Pinchas Zukerman © Cheryl Mazak
„Romantik satt“ wurde den Zuhörern versprochen, ein zutiefst emotionaler und musikalisch hochkarätiger Sonntagmorgen geliefert. Für den Dirigenten der Deutschen Radiophilharmonie Saarbrücken Kaiserslautern, Pietari Inkinen, ging ein lange ersehnter Wunsch in Erfüllung: Gemeinsam mit seinem ehemaligen Musiklehrer und Mentor, Starviolinist Pinchas Zukerman, betrat er die Bühne, um Elgars Konzert für Violine und Orchester h-Moll op. 61 zu präsentieren. Nachdem dieser Auftritt bereits vor über zehn Jahren in New York hätte spontan stattfinden können, durch die Konzerttournee Inkinens jedoch nicht zustande kam, strahlten Dirigent, Orchester und Publikum gleichermaßen erwartungsvolle Spannung aus.
Edward Elgars Violinkonzert, das von seiner unerfüllten Liebe zu Alice Stuart Wortley inspiriert wurde, scheint wie gemacht zu sein für den Grandseigneur an der Geige. Inkinen selbst sagt über Zukerman, dass er wie kein anderer einen fortwährenden Bezug zur Romantik habe. Und so überzeugte dieser mit dem für ihn charakteristischen satten, gehaltvollen Ton, der ihn in den kulturellen Metropolen der Welt zu einem verehrten Gast macht. An diesem Morgen in der Saarbrücker Congresshalle war es die Balance zwischen den virtuos dargebotenen Solopassagen und der Harmonie mit dem sich im Hintergrund haltenden und dann wieder kraftvoll einsetzenden Orchester, die für Begeisterung sorgte. Während der Applaus des Publikums nach 45 Minuten Abtauchen in faszinierende Klangwelten kein Ende finden wollte, verabschiedete sich Zukerman – mit den Orchestermitgliedern scherzend – von der Bühne. Für ihn ein Auftritt von vielen, für die Musiker der Radiophilharmonie eine Ehre und für die Ohren und Herzen der Zuhörenden ein Genuss, wie man ihn in dieser Größenordnung nur selten erlebt.

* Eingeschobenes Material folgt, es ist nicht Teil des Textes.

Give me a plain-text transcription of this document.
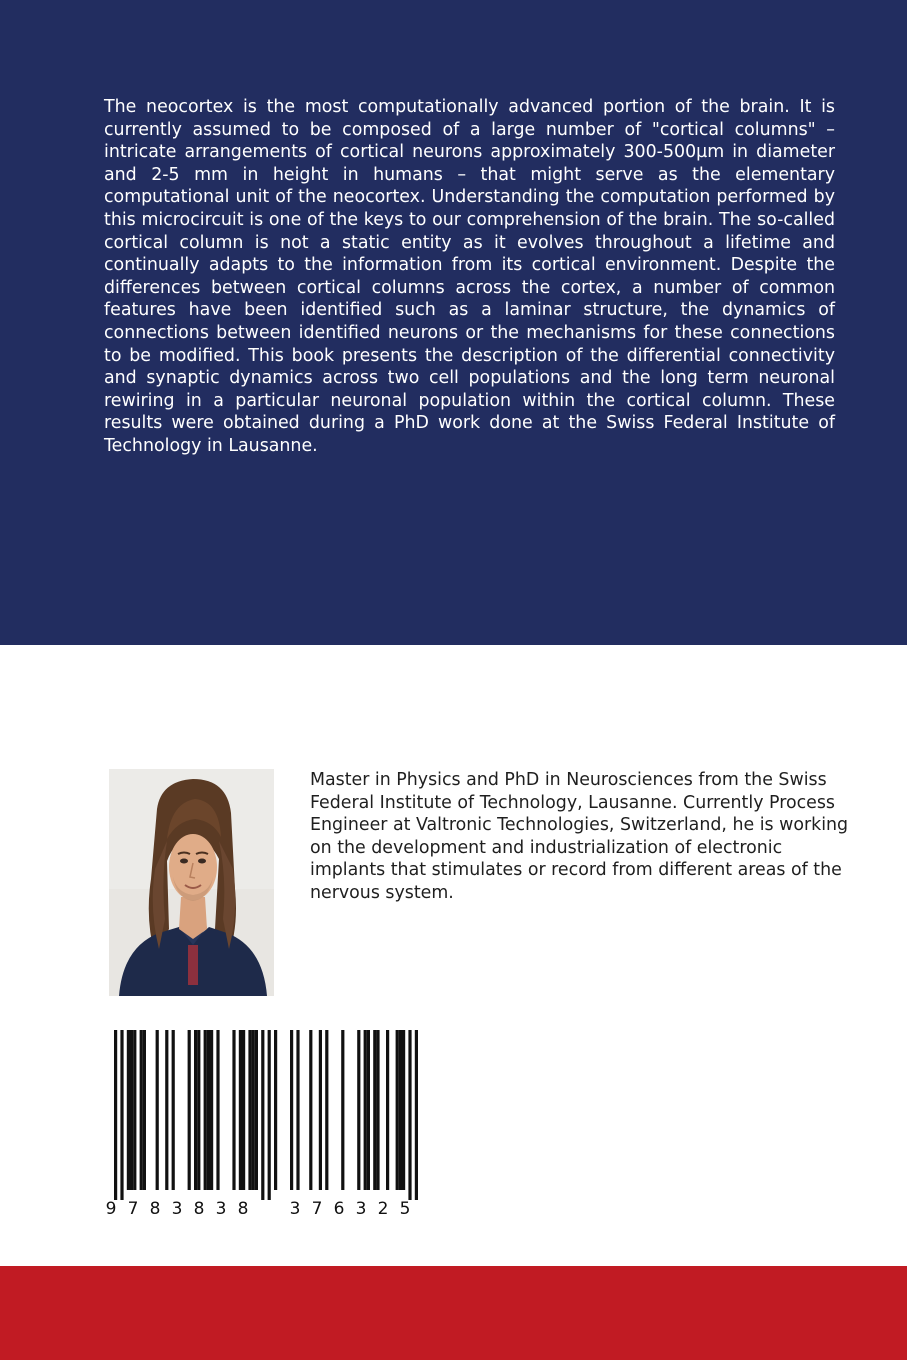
The neocortex is the most computationally advanced portion of the brain. It is currently assumed to be composed of a large number of "cortical columns" – intricate arrangements of cortical neurons approximately 300-500µm in diameter and 2-5 mm in height in humans – that might serve as the elementary computational unit of the neocortex. Understanding the computation performed by this microcircuit is one of the keys to our comprehension of the brain. The so-called cortical column is not a static entity as it evolves throughout a lifetime and continually adapts to the information from its cortical environment. Despite the differences between cortical columns across the cortex, a number of common features have been identified such as a laminar structure, the dynamics of connections between identified neurons or the mechanisms for these connections to be modified. This book presents the description of the differential connectivity and synaptic dynamics across two cell populations and the long term neuronal rewiring in a particular neuronal population within the cortical column. These results were obtained during a PhD work done at the Swiss Federal Institute of Technology in Lausanne.

Master in Physics and PhD in Neurosciences from the Swiss Federal Institute of Technology, Lausanne. Currently Process Engineer at Valtronic Technologies, Switzerland, he is working on the development and industrialization of electronic implants that stimulates or record from different areas of the nervous system.

9 7 8 3 8 3 8 3 7 6 3 2 5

Wer jedoch glaubte, eine im Vergleich zum ersten Teil abflachende zweite Konzerthälfte zu erleben, hat sich getäuscht. Mit Jean Sibelius Sinfonie Nr. 2 D-Dur op. 43 folgte ein ebenso leidenschaftliches Stück, das seit Beginn des 20. Jahrhunderts als seine meistgespielte und populärste Sinfonie gilt. Der Grund dafür mag in der Zugänglichkeit der Melodie liegen: Nach der Tragödie im ersten Satz entführt der Komponist seine Musiker und Zuhörer in den Süden nach Italien, wo er selbst zur Entstehungszeit der Sinfonie weilte. Inkinen kündigte in der Einführung zum Konzert bereits an, man könne den mediterranen Wind geradezu hören und tatsächlich luden die fließenden Klänge, die im dritten Satz in ein melancholisch-mystisches Fagott-Soli übergingen, zum Träumen ein. Der Konzertmorgen schloss mit dem fulminanten Finale, das auf engstem Raum einer Fülle von Themen zwischen Trauer und Triumph Platz bot und dabei stark an Tschaikowsky erinnerte. Obwohl die Sinfonie noch in den 1940ern als Ode an die finnische Freiheit interpretiert wurde und auch mit Blick auf die Entstehungszeit an die Besatzung Finnlands durch den russischen Zaren erinnern mag, betitelte Sibelius selbst sie als eine persönliche Seelenbeichte – ein Stück, das von Herzen kommt. Und so wurde das schwärmende Saarbrücker Publikum, weit entfernt von Finnland und dessen Geschichte, aber umhüllt von den eigenen Gedanken zum romantischen Thema der Matinée, in einen Sonntagnachmittag voller Frühlingsgefühle entlassen.